Weekly rhythm: Review engagement and health daily (10 min). Review unit economics monthly (30 min). This prevents metric overload while keeping you connected to what matters.


Common Mistakes: Vanity Metrics and Misalignment

Mistake 1: Tracking outputs instead of outcomes. “We shipped 12 features” (output). “Three features had adoption above 30%, two caused churn to rise” (outcome). Track what changed in customer behavior, not what you shipped.

Mistake 2: Metrics without owners. If no one is responsible for churn, churn creeps up. If retention is “the team’s metric,” it’s no one’s. Assign each metric an owner (e.g., onboarding designer owns activation rate, platform engineer owns latency).

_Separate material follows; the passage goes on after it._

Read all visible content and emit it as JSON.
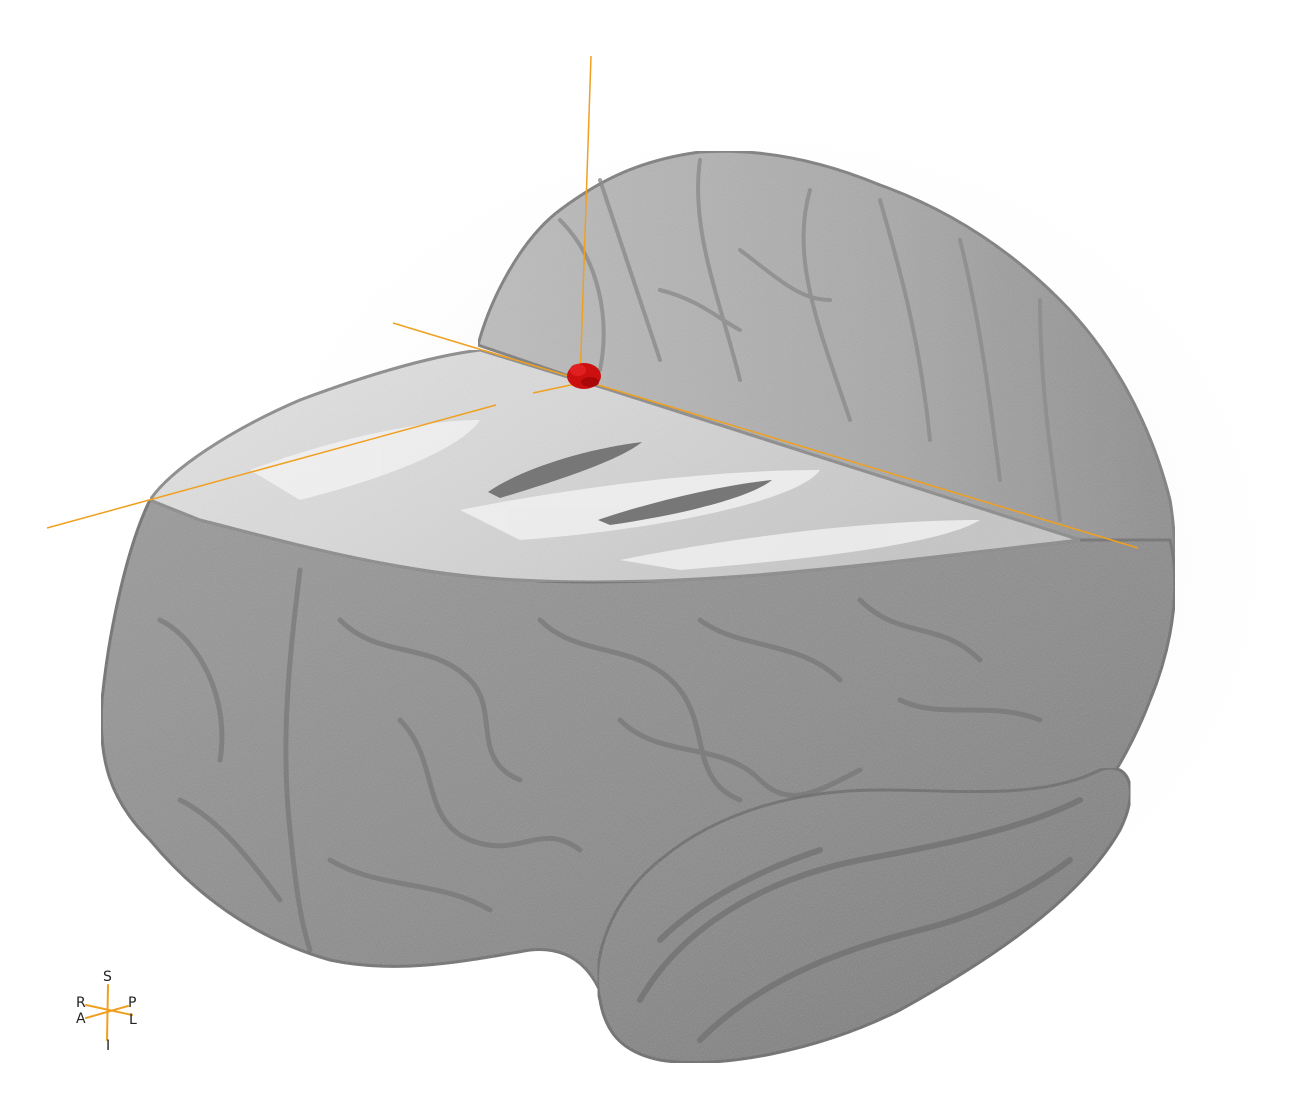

Mistake 3: Optimizing a metric that doesn’t predict business outcome. Feature requests per user is not a health signal. Revenue impact per feature request is. DAU growth looks good until churn spikes because engagement is hollow.

Mistake 4: Ignoring cohort composition changes. If your average deal size fell 40%, unit economics look terrible—but it’s because you shifted to self-serve. Track the same customer cohort over time or segment explicitly.


How to Apply This

Week 1: Audit your dashboard. List every metric you currently track. For each, write: (1) Why do we track this? (2) What decision does it drive? (3) Is it a leading or lagging indicator? Anything without a clear “driver” gets deleted.

Week 2: Build the three-tier dashboard. Start with the 10-12 metrics above. Implement or expose them in your BI tool. Focus on cohort-level metrics first (retention curve, churn driver analysis); daily aggregates are less useful.

Week 3: Run weekly reviews. 15-minute standup where a data analyst walks the team through engagement and health. What’s moving? What’s not? Are there surprises? This rhythm creates muscle memory.

Week 4: Connect metrics to decisions. When churn ticks up, ask “Which cohort? Which feature set? Which segment?” Don’t react to top-line metrics. Dig into the story. This is how metrics become useful instead of decorative.


The Bottom Line

Metrics are a navigation system, not a report card. The three-tier framework keeps you focused on what matters: unit economics prove the model works, engagement proves customers stick around, health signals warn you before things break. Most teams drown in metrics because they track everything and understand nothing. Start with 10-12. Use them for a month. Learn what they mean. Only then add more. This discipline prevents metric theater and ensures every number on your dashboard drives a real business decision.